La réparabilité des machines agricoles et les évolutions du secteur

Questions émissions M. Charles de Courson (Député Liberté et Territoires de la Marne)

M. Charles de Courson attire l’attention de M. le ministre de l’agriculture et de l’alimentation sur le prix des réparations des machines agricoles professionnelles et des services associés. (…) en France tout particulièrement, les réparateurs indépendants et les utilisateurs finaux ont encore le plus grand mal à accéder aux informations sur la réparation et l’entretien (…). Alors que des travaux universitaires ont déjà mis en évidence l’asymétrie des rapports de force entre les vendeurs et les acheteurs – premier maillon de la chaîne alimentaire. Il souhaite savoir quelles mesures le Gouvernement compte prendre pour éviter que les faibles marges laissées par le maillon aval ne soient captées par ces fournisseurs d’équipements, jadis partenaires, dans le respect du règlement européen.

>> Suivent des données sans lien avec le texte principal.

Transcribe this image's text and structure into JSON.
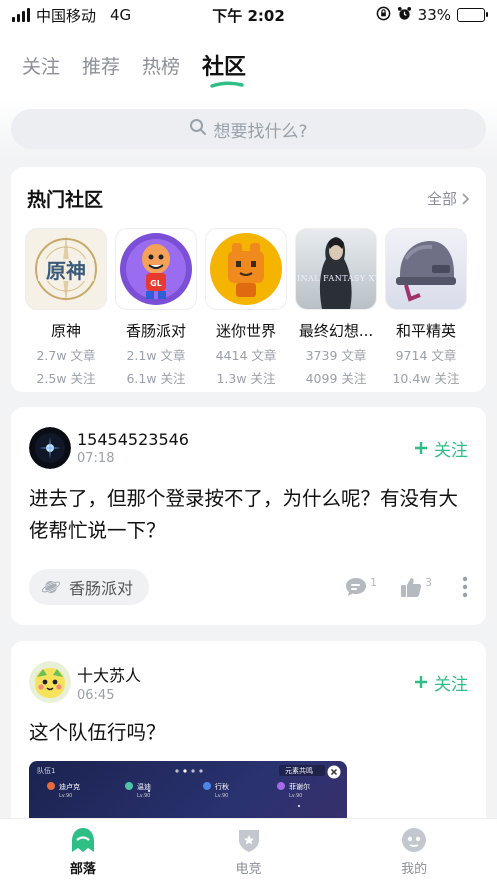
{
  "status_bar": {
    "carrier": "中国移动",
    "network": "4G",
    "time": "下午 2:02",
    "battery": "33%",
    "battery_level": 0.33
  },
  "top_tabs": [
    {
      "label": "关注",
      "active": false
    },
    {
      "label": "推荐",
      "active": false
    },
    {
      "label": "热榜",
      "active": false
    },
    {
      "label": "社区",
      "active": true
    }
  ],
  "search": {
    "placeholder": "想要找什么?"
  },
  "hot_communities": {
    "title": "热门社区",
    "all_label": "全部",
    "items": [
      {
        "name": "原神",
        "articles": "2.7w 文章",
        "followers": "2.5w 关注",
        "icon": "genshin-logo"
      },
      {
        "name": "香肠派对",
        "articles": "2.1w 文章",
        "followers": "6.1w 关注",
        "icon": "sausage-man-logo"
      },
      {
        "name": "迷你世界",
        "articles": "4414 文章",
        "followers": "1.3w 关注",
        "icon": "mini-world-logo"
      },
      {
        "name": "最终幻想...",
        "articles": "3739 文章",
        "followers": "4099 关注",
        "icon": "final-fantasy-logo"
      },
      {
        "name": "和平精英",
        "articles": "9714 文章",
        "followers": "10.4w 关注",
        "icon": "peacekeeper-elite-logo"
      }
    ]
  },
  "posts": [
    {
      "user": "15454523546",
      "time": "07:18",
      "follow_label": "关注",
      "text": "进去了，但那个登录按不了，为什么呢？有没有大佬帮忙说一下？",
      "community_tag": "香肠派对",
      "comments": "1",
      "likes": "3"
    },
    {
      "user": "十大苏人",
      "time": "06:45",
      "follow_label": "关注",
      "text": "这个队伍行吗？",
      "shot_labels": {
        "top_left": "队伍1",
        "top_right": "元素共鸣",
        "c1": "迪卢克",
        "c2": "温迪",
        "c3": "行秋",
        "c4": "菲谢尔",
        "level": "Lv.90"
      }
    }
  ],
  "bottom_nav": [
    {
      "label": "部落",
      "active": true
    },
    {
      "label": "电竞",
      "active": false
    },
    {
      "label": "我的",
      "active": false
    }
  ],
  "colors": {
    "accent": "#2fbf86"
  }
}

Les tracteurs et machines agricoles font partie de notre système agricole : ce sont des outils de travail indispensables aux exploitants. Si une agriculture manuelle ou en traction animale existe, elle est minoritaire.

Le manque d’autonomie en matière d’entretien et de dépannage qu’impose les fabricants est un facteur de vulnérabilité technique : cela induit une perte de savoir-faire et de revenus. En effet, les coûts de réparation pratiqués par les fabricants étant supérieurs à ceux effectués par les propriétaires fragilise davantage le modèle économique des exploitations. Ce problème accentue les faibles marges et indirectement le déclin de la profession agricole.

Ce manque d’autonomie est généralisée dans les fermes modernes françaises qui dépendent largement d’entreprises étrangères pour leurs approvisionnements en semences, intrants et outils. Le manque de réparabilité des machines agricoles ajoute cette vulnérabilité aux tensions géopolitiques. Une des solutions pourrait être la création de pièces standardisées ou une d’une certaine interopérabilité entre fabricants à l’image du secteur numérique (cf. l’esprit de la loi Réduire l’empreinte environnementale du numérique).

Développer notre souveraineté et notre sécurité alimentaires

Notre système alimentaire et agricole représente 1/4 des émissions de GES françaises.
Le PTEF pour l’agriculture explore les conditions nécessaires pour transformer ce secteur et atteindre la neutralité carbone à l’horizon 2050.
Par exemple, en utilisant les ressources et le tissu économique local, les agriculteurs pourront accroître leur autonomie et leur résilience et réduire les émissions liées aux flux de transport.
Il faut pour cela « ouvrir » le système des machines agricoles, imposer la réparabilité et disponibilité des pièces détachées à tous les constructeurs, développer l’offre de réparateurs locaux compétents et formés à dépanner et entretenir des machines de conception étrangère et songer à déployer une filière française, européenne de machines agricoles.

Pour aller plus loin : généraliser l’agroécologie, revaloriser les professions agricole

L’agroécologie est une approche globale cherchant à construire des systèmes agraires soutenables et résilients grâce à l’application de savoirs issus de différents disciplines (agronomie, écologie, sociologie…). Les grands principes qui guident ces évolutions sont la recherche d’une plus grande diversité à toutes les échelles (génétique, assolement, paysage), d’un usage économe des ressources (eau, engrais, énergie), d’une plus grande autonomie dans les moyens de production (fertilisation, énergie et travail humain, semences, alimentation animale), d’une meilleure protection des milieux (eaux, sols, biodiversité).
Généraliser l’agroécologie par la formation et l’accompagnement ouvrira à une meilleure résilience des systèmes. Le PTEF recommande enfin de rendre la profession (en recul depuis des années) plus attractive par une revalorisation sociale et économique notamment en proposant des mesures pour débloquer l’accès aux moyens de production entravés par les coûts prohibitifs du foncier, des investissement ou encore des frais de transmission.